As I have grown in my faith, growing closer to my Heavenly Father, I have come to appreciate even more how much my dad does for me. When I compare God to my dad, I start to tear up. Thinking about the fatherly love God had for His Son as He hung on the cross brings tears to my eyes as I think about how much my dad loves me.
I have been a daddy’s girl since the moment I was born (I think…). My dad and I have always had such a great bond: a bond that consists of him pushing me to be the best I can be, encouraging me to be a leader not a follower, and never-ending laughter.
Laughter. If you asked me to describe my dad in one word I would say laughter because he has always been able to make me laugh, and lucky him, he can make me laugh because he passed down his sarcasm and humor to his lovely daughter. This laughter even came as I, the bratty teenage daughter, tried to keep a straight face as I argued with my old man. No matter what the situation, good or bad, happy or sad, funerals or weddings, he always makes me laugh (the funeral one was on accident…).
Daddy, thank you for always making me laugh. Thank you for always telling me to ‘rub some dirt in it” when I took life too seriously. Thank you for always making sure that I am safe, whether that be across the country or 5 miles down the road. Your faith shines through your constant serving heart and selfless love, always pointing me to my Heavenly Father. Your light-hearted, and well now sometimes grumpy old-man personality, will always make me smile. And even though the day will come when you will walk me down the isle, handing me off and trusting my care to be in someone else’s hands, I still love the thought that both of us will be crying like little babies because no matter what you say, you have a soft heart- and I know this because you passed it down to me (I am crying in Starbucks as I write this, so there’s proof).

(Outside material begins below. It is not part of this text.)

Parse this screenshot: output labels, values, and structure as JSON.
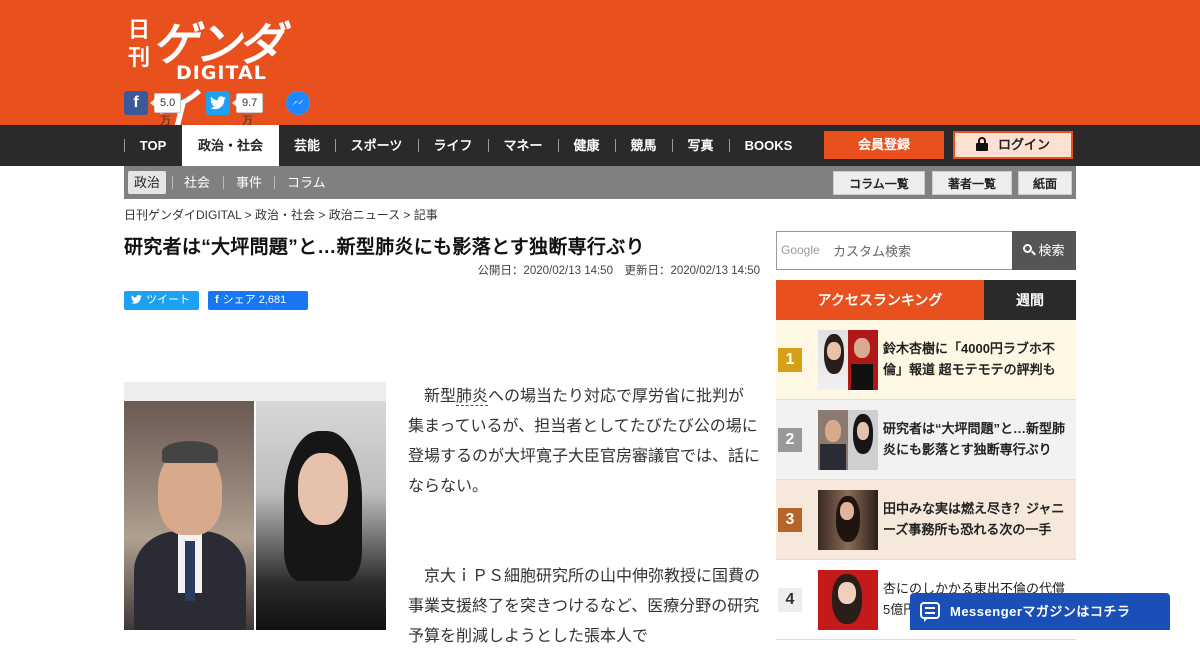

Daddy, thank you for being the best father I could have ever asked for.
Happy Father’s Day Pops.
For anyone who has never had a fatherly figure in their life or have had a horrible experience with their dads, I want to say first that I am sorry. I am beyond blessed to have a dad who is committed to my mom and his family, but I want you to know that I never lose sight of that blessing. But like I mentioned, your Heavenly Father loved us so much that He sent His own Son to die for you and me. You have always had a perfect Father, who is good and gracious and overflowing with love for His sons and daughters. Rest in His love, and even though I cannot imagine the hurt you may be feeling, I do know that The Lord’s perfect love for you can fill that void.